Zaten kararların uygulanmasını batıcılığı tek gerçek gören üstenci bir siyasi komitenin (Bakanlar Komitesinin) denetlediği bir yargı merci tarafsız ve bağımsız olamaz. Siyaset eksenli bu türlü bir yerin ulusalüstü yargı merci olması mümkün değil.
Sistem olarak da mümkün değil. İkincillik prensibine nazaran (hak ve özgürlüklere ait asıl yükümlülüğün taraf devletlere ilişkin olması gereğince) AİHM’in mukavele uyarınca Kurul üyesi ülkelerin yargı mercileri üzerinde hiyerarşik olarak üstte olan bir pozisyonu yok. Münasebetiyle temyiz merci üzere hiyerarşik kontrol yapamaz, yalnızca yönlendirici kontrol yapabilir. Bu da AİHM’in ihlal tespiti kararlarının ulusal yargı mercileri bakımından yoldan bağlayıcı lakin temelden bağlayıcı olmadığını ispatlar.
MİLLİ YARGI FONKSİYONU
Genel olarak yargı egemenliğin bir işlevidir. Türkiye’de devletin formunu ulusal egemenlik prensibi belirler. Bu nedenle bizim yargımız ulusal egemenliğin işlevidir ve Türk Milleti ismine karar verir. Türk yargısı ulusal devletin bir erki olarak organik manada, ulusal egemenliğin bir işlevi olarak da fonksiyonel manada ulusal karaktere sahiptir.
Yargının işlevsel olarak ulusal olması ve ulusal hukuka nazaran karar vermesi insanlığa ilişkin üniversal hukuk bakışıyla uyumlu olmasına mani değildir. Yani ulusal yargı ve ulusal hukuk kavramları ile insanlığa ilişkin üniversal hukuk bakışı birbirini dışlamaz.
Buna karşılık batıya ilişkin ve batıcılığı teşvik eden hukuk anlayışını kozmik hukuk olarak dayatan yaklaşımlarla ulusal yargının ahengi, batıcılığa teslim olmadıktan sonra objektif olarak mümkün değildir. Dünyada bir çok ulusal devletin batıcılıkla hukuk düzlemindeki çatışmasının ana sebebi budur.
Bu ortada batı devletlerinin “ulusal yargı siyasetleri geliştirmeleri ve uygulamaları” olağan karşılanırken, bizde kimilerinin ulusal yargı kavramından rahatsız olması ibretliktir.

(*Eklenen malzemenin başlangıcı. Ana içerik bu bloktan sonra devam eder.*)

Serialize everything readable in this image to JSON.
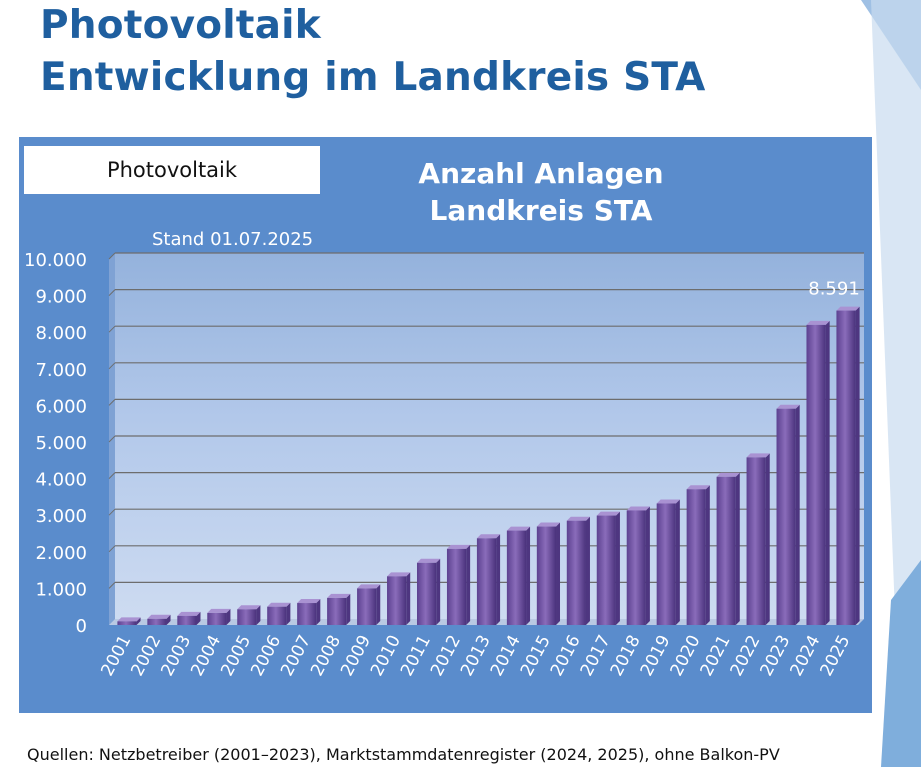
{
  "slide": {
    "title_line1": "Photovoltaik",
    "title_line2": "Entwicklung im Landkreis STA",
    "source_note": "Quellen: Netzbetreiber (2001–2023), Marktstammdatenregister (2024, 2025), ohne Balkon-PV"
  },
  "panel": {
    "label": "Photovoltaik",
    "stand": "Stand 01.07.2025"
  },
  "colors": {
    "title": "#1f5f9f",
    "panel_bg": "#5a8ccc",
    "bar": "#7a5aa8",
    "bar_dark": "#4e3680",
    "bar_light": "#a992d2"
  },
  "chart_data": {
    "type": "bar",
    "title_line1": "Anzahl Anlagen",
    "title_line2": "Landkreis STA",
    "categories": [
      "2001",
      "2002",
      "2003",
      "2004",
      "2005",
      "2006",
      "2007",
      "2008",
      "2009",
      "2010",
      "2011",
      "2012",
      "2013",
      "2014",
      "2015",
      "2016",
      "2017",
      "2018",
      "2019",
      "2020",
      "2021",
      "2022",
      "2023",
      "2024",
      "2025"
    ],
    "values": [
      100,
      170,
      250,
      330,
      430,
      500,
      600,
      740,
      1000,
      1330,
      1700,
      2080,
      2370,
      2580,
      2690,
      2850,
      2990,
      3130,
      3320,
      3710,
      4050,
      4580,
      5910,
      8200,
      8591
    ],
    "ylim": [
      0,
      10000
    ],
    "yticks": [
      {
        "value": 0,
        "label": "0"
      },
      {
        "value": 1000,
        "label": "1.000"
      },
      {
        "value": 2000,
        "label": "2.000"
      },
      {
        "value": 3000,
        "label": "3.000"
      },
      {
        "value": 4000,
        "label": "4.000"
      },
      {
        "value": 5000,
        "label": "5.000"
      },
      {
        "value": 6000,
        "label": "6.000"
      },
      {
        "value": 7000,
        "label": "7.000"
      },
      {
        "value": 8000,
        "label": "8.000"
      },
      {
        "value": 9000,
        "label": "9.000"
      },
      {
        "value": 10000,
        "label": "10.000"
      }
    ],
    "data_label": {
      "index": 24,
      "text": "8.591"
    },
    "grid": true,
    "legend": "none"
  }
}
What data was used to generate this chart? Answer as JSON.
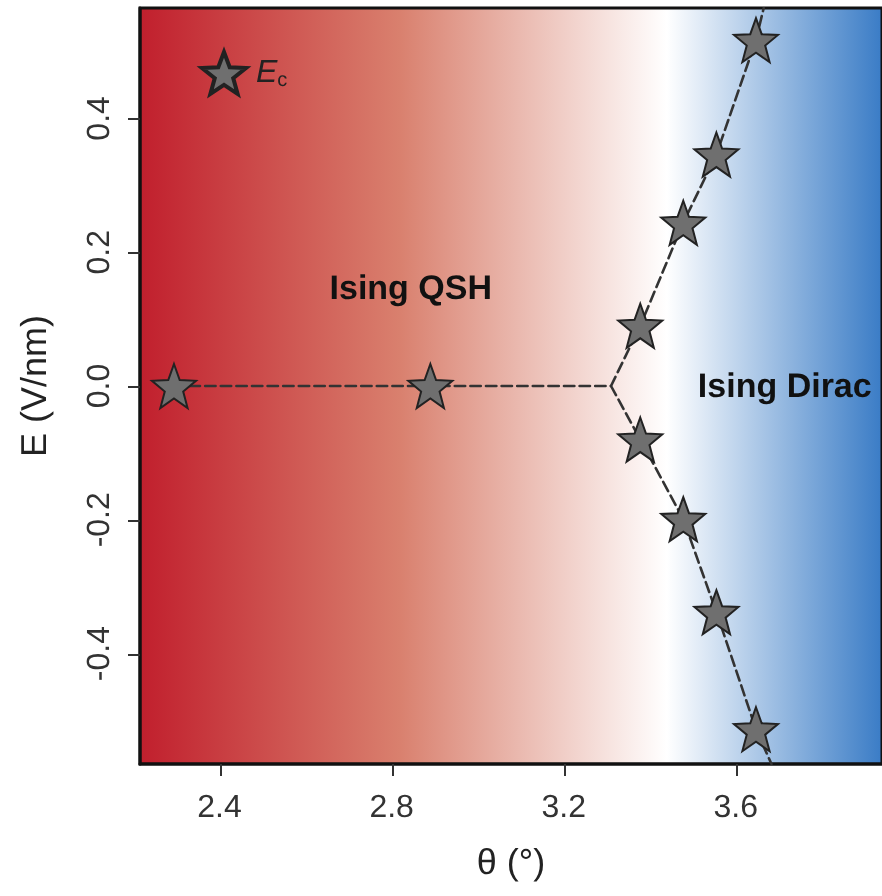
{
  "chart_data": {
    "type": "scatter",
    "xlabel": "θ (°)",
    "ylabel": "E (V/nm)",
    "xlim": [
      2.215,
      3.94
    ],
    "xticks": [
      2.4,
      2.8,
      3.2,
      3.6
    ],
    "ylim": [
      -0.565,
      0.565
    ],
    "yticks": [
      -0.4,
      -0.2,
      {
        "value": 0,
        "label": "0.0"
      },
      0.2,
      0.4
    ],
    "grid": false,
    "legend": "top left",
    "line_style": "dashed",
    "annotations": [
      "Ising QSH",
      "Ising Dirac"
    ],
    "series": [
      {
        "type": "line",
        "marker": "none",
        "color": "#333333",
        "x": [
          2.294,
          3.31,
          3.378,
          3.478,
          3.555,
          3.647,
          3.665
        ],
        "values": [
          0,
          0,
          0.09,
          0.244,
          0.346,
          0.517,
          0.565
        ]
      },
      {
        "type": "line",
        "marker": "none",
        "color": "#333333",
        "x": [
          3.31,
          3.378,
          3.478,
          3.555,
          3.647,
          3.683
        ],
        "values": [
          0,
          -0.08,
          -0.199,
          -0.338,
          -0.513,
          -0.565
        ]
      },
      {
        "marker": "star",
        "name": "E$_{c}$",
        "color": "#6f6f6f",
        "x": [
          2.294,
          2.89,
          3.378,
          3.478,
          3.555,
          3.647,
          3.378,
          3.478,
          3.555,
          3.647
        ],
        "values": [
          0,
          0,
          0.09,
          0.244,
          0.346,
          0.517,
          -0.08,
          -0.199,
          -0.338,
          -0.513
        ]
      }
    ]
  }
}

İhtiyacımız ulusal yargı siyasetimizi geliştirmeye devam etmektir. Abd, Almanya, Fransa, İngiltere üzere batı devletleri bu mevzuda toplumları baskılıyan, bireyleri dehşete dayalı oto-kontrole zorlayan berbat örneklere sahiptir. Türkiye uygununu yapabilir.
MİLLİ HUKUKUN ZORUNLULUĞU
Günümüzde ulusal devletler ulusal hukuktan vazgeçemez. Buna karşılık insanlığa ilişkin üniversal hukuk bakışını dışlamadan ulusal hukuka ve ulusal yargıya sahip olunabilir ve doğrusu da budur.
Türkiye batıcı üniversal hukuk aldatmacasını reddederek, insanlığın tamamının birikimine dayanan unsur, kıymet ve normdan oluşan bir üniversal hukuk tezini savunmaya devam eder. İnsanlığa ilişkin gerçek üniversal hukuku oluşturmak ve geliştirmek konusunda üzerine düşeni de yapar. Lakin Türkiye hiç bir vakit ulusal hukuk ve ulusal yargı yaklaşımını terk etmez.
Bir de yeni anayasada neoliberal ve liberal hukuk istikameti çizme gayretleri var. Neoliberal hukuk nihayetinde ulusal devletleri tasfiyeyi hedefler. Liberal hukuk ise ulusal devletleri küçültmeyi amaçlar, iç ve dış yetki dönemlerini teşvik eder. Türkiye bunlara prim vermez. Yeni anayasanın temel yaklaşımını ulusal anayasacılık prensipleri belirler. Zira ulusal hukuk ve ulusal yargı olmadan ulusal devlet ve bağımsız bir ülke olmak asla mümkün değildir.